When you’d like to get a head start on your planting for the season, it’s sometimes best to begin your plants indoors! By using an egg carton to start seeds, you can reuse a common household product and avoid buying small pots, thus reducing consumption.
Step 1: Preparing the Egg Carton
To begin, take an empty egg carton and cut it in half. Using plastic wrap, cover the top part of the egg carton. To keep the plastic wrap in place with tape. The plastic wrap is helpful to maintain the warmth and moisture of the seeds and seedlings.
Be sure to poke holes in the bottom of each dimple. The holes will allow excess water to escape, thus protecting the seeds and seedlings from over-watering.
Step 2: Getting Ready to Seed
Add dirt to each dimple of the egg carton, filling each dimple to the rim. Then, using your finger, make small indentations in the dirt.
Step 3: Plant!
Next, you should add your seeds to the indentations. In each individual dimple, you should add between two and four seeds, since not all seeds will germinate. If multiple seeds end up germinating you can always separate the seedlings from each other at a later time, when you transplant the seedlings into the ground. The process of separating seedlings is called ‘thinning’ and is essential to gardening. If you have too many plants too near each other, they will compete for resources, including sunlight, water, and nutrients, and essentially starve each other.
Once you’ve added the seeds, be sure to cover with dirt.
Step 4: Maintaining Plants Indoors
Once you’ve planted the seeds, you should water them immediately. You should water so that the soil is moist, but not overly saturated.
Be mindful of the dampness of the dirt while your seedlings are indoors. Egg cartons make convenient planting partners, but their small size can put your seeds at risk of drying out. In order to avoid this, be sure to add the cover, which should have plastic wrap over it, overnight.
Depending on the plant and soil conditions, it takes 1-2 weeks to germinate. In this time, be sure to water and keep warm. When the seedlings do sprout, be sure to keep them in a safe environment with lots of sunlight, like a windowsill.
Step 5: Transplanting
When the seedlings grow large enough and when the weather warms outside, you should transplant your plants into the ground.
When transplanting, make sure to loosen the dirt in each egg dimple. Ideally, damage to roots will be minimized during the transplanting process. Reach your fingers down to the bottom of the egg dimple and grab most of the dirt, including the seedling and its roots. Then, you can place the seedling in a small hole in your outdoor garden. Finally, cover the base of the seedling with additional dirt from your garden.
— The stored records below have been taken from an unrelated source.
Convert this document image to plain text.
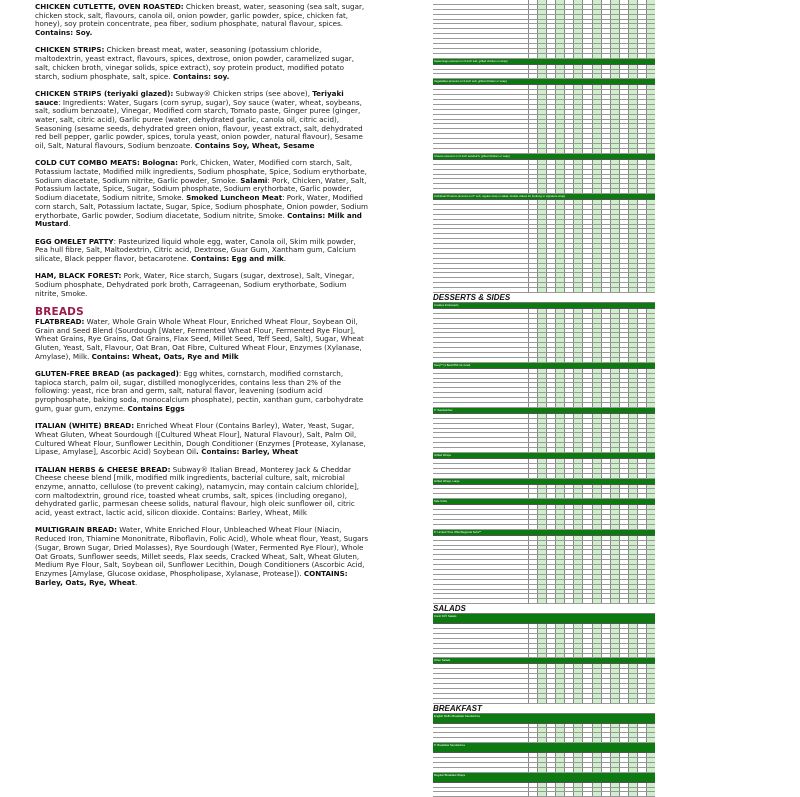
CHICKEN CUTLETTE, OVEN ROASTED: Chicken breast, water, seasoning (sea salt, sugar, chicken stock, salt, flavours, canola oil, onion powder, garlic powder, spice, chicken fat, honey), soy protein concentrate, pea fiber, sodium phosphate, natural flavour, spices. Contains: Soy.

CHICKEN STRIPS: Chicken breast meat, water, seasoning (potassium chloride, maltodextrin, yeast extract, flavours, spices, dextrose, onion powder, caramelized sugar, salt, chicken broth, vinegar solids, spice extract), soy protein product, modified potato starch, sodium phosphate, salt, spice. Contains: soy.

CHICKEN STRIPS (teriyaki glazed): Subway® Chicken strips (see above), Teriyaki sauce: Ingredients: Water, Sugars (corn syrup, sugar), Soy sauce (water, wheat, soybeans, salt, sodium benzoate), Vinegar, Modified corn starch, Tomato paste, Ginger puree (ginger, water, salt, citric acid), Garlic puree (water, dehydrated garlic, canola oil, citric acid), Seasoning (sesame seeds, dehydrated green onion, flavour, yeast extract, salt, dehydrated red bell pepper, garlic powder, spices, torula yeast, onion powder, natural flavour), Sesame oil, Salt, Natural flavours, Sodium benzoate. Contains Soy, Wheat, Sesame

COLD CUT COMBO MEATS: Bologna: Pork, Chicken, Water, Modified corn starch, Salt, Potassium lactate, Modified milk ingredients, Sodium phosphate, Spice, Sodium erythorbate, Sodium diacetate, Sodium nitrite, Garlic powder, Smoke. Salami: Pork, Chicken, Water, Salt, Potassium lactate, Spice, Sugar, Sodium phosphate, Sodium erythorbate, Garlic powder, Sodium diacetate, Sodium nitrite, Smoke. Smoked Luncheon Meat: Pork, Water, Modified corn starch, Salt, Potassium lactate, Sugar, Spice, Sodium phosphate, Onion powder, Sodium erythorbate, Garlic powder, Sodium diacetate, Sodium nitrite, Smoke. Contains: Milk and Mustard.

EGG OMELET PATTY: Pasteurized liquid whole egg, water, Canola oil, Skim milk powder, Pea hull fibre, Salt, Maltodextrin, Citric acid, Dextrose, Guar Gum, Xantham gum, Calcium silicate, Black pepper flavor, betacarotene. Contains: Egg and milk.

HAM, BLACK FOREST: Pork, Water, Rice starch, Sugars (sugar, dextrose), Salt, Vinegar, Sodium phosphate, Dehydrated pork broth, Carrageenan, Sodium erythorbate, Sodium nitrite, Smoke.

BREADS

FLATBREAD: Water, Whole Grain Whole Wheat Flour, Enriched Wheat Flour, Soybean Oil, Grain and Seed Blend (Sourdough [Water, Fermented Wheat Flour, Fermented Rye Flour], Wheat Grains, Rye Grains, Oat Grains, Flax Seed, Millet Seed, Teff Seed, Salt), Sugar, Wheat Gluten, Yeast, Salt, Flavour, Oat Bran, Oat Fibre, Cultured Wheat Flour, Enzymes (Xylanase, Amylase), Milk. Contains: Wheat, Oats, Rye and Milk

GLUTEN-FREE BREAD (as packaged): Egg whites, cornstarch, modified cornstarch, tapioca starch, palm oil, sugar, distilled monoglycerides, contains less than 2% of the following: yeast, rice bran and germ, salt, natural flavor, leavening (sodium acid pyrophosphate, baking soda, monocalcium phosphate), pectin, xanthan gum, carbohydrate gum, guar gum, enzyme. Contains Eggs

ITALIAN (WHITE) BREAD: Enriched Wheat Flour (Contains Barley), Water, Yeast, Sugar, Wheat Gluten, Wheat Sourdough ([Cultured Wheat Flour], Natural Flavour), Salt, Palm Oil, Cultured Wheat Flour, Sunflower Lecithin, Dough Conditioner (Enzymes [Protease, Xylanase, Lipase, Amylase], Ascorbic Acid) Soybean Oil. Contains: Barley, Wheat

ITALIAN HERBS & CHEESE BREAD: Subway® Italian Bread, Monterey Jack & Cheddar Cheese cheese blend [milk, modified milk ingredients, bacterial culture, salt, microbial enzyme, annatto, cellulose (to prevent caking), natamycin, may contain calcium chloride], corn maltodextrin, ground rice, toasted wheat crumbs, salt, spices (including oregano), dehydrated garlic, parmesan cheese solids, natural flavour, high oleic sunflower oil, citric acid, yeast extract, lactic acid, silicon dioxide. Contains: Barley, Wheat, Milk

MULTIGRAIN BREAD: Water, White Enriched Flour, Unbleached Wheat Flour (Niacin, Reduced Iron, Thiamine Mononitrate, Riboflavin, Folic Acid), Whole wheat flour, Yeast, Sugars (Sugar, Brown Sugar, Dried Molasses), Rye Sourdough (Water, Fermented Rye Flour), Whole Oat Groats, Sunflower seeds, Millet seeds, Flax seeds, Cracked Wheat, Salt, Wheat Gluten, Medium Rye Flour, Salt, Soybean oil, Sunflower Lecithin, Dough Conditioners (Ascorbic Acid, Enzymes [Amylase, Glucose oxidase, Phospholipase, Xylanase, Protease]). CONTAINS: Barley, Oats, Rye, Wheat.

Seasonings (amount on 6-inch sub; grilled chicken or wrap)
Vegetables (amount on 6-inch sub; grilled chicken or wrap)
Cheese (amount on 6-inch sandwich; grilled chicken or wrap)
Individual Proteins (amount on 6" sub; regular wrap or salad; double values for footlong or signature wrap)
DESSERTS & SIDES
Cookies & Desserts
Soup** (1 Bowl/250 mL bowl)
6" Sandwiches
Grilled Wraps
Grilled Wraps, Large
Side Kicks
6" Limited Time Offer/Regional Subs**
SALADS
Fresh Fit® Salads
Other Salads
BREAKFAST
English Muffin Breakfast Sandwiches
6" Breakfast Sandwiches
Regular Breakfast Wraps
Alternative transplanting method: If you are concerned about damaging the roots of the seedlings while transplanting or want to save some time, you can also cut the pods into individual sections and plant them directly into the ground. You can do this because the egg cartons are biodegradable! If you’d like to do your transplanting this way, however, I would suggest making some sizable slits along the sides of the individual pods (starting from the bottom hole of the pod) so that the roots can grow freely easily.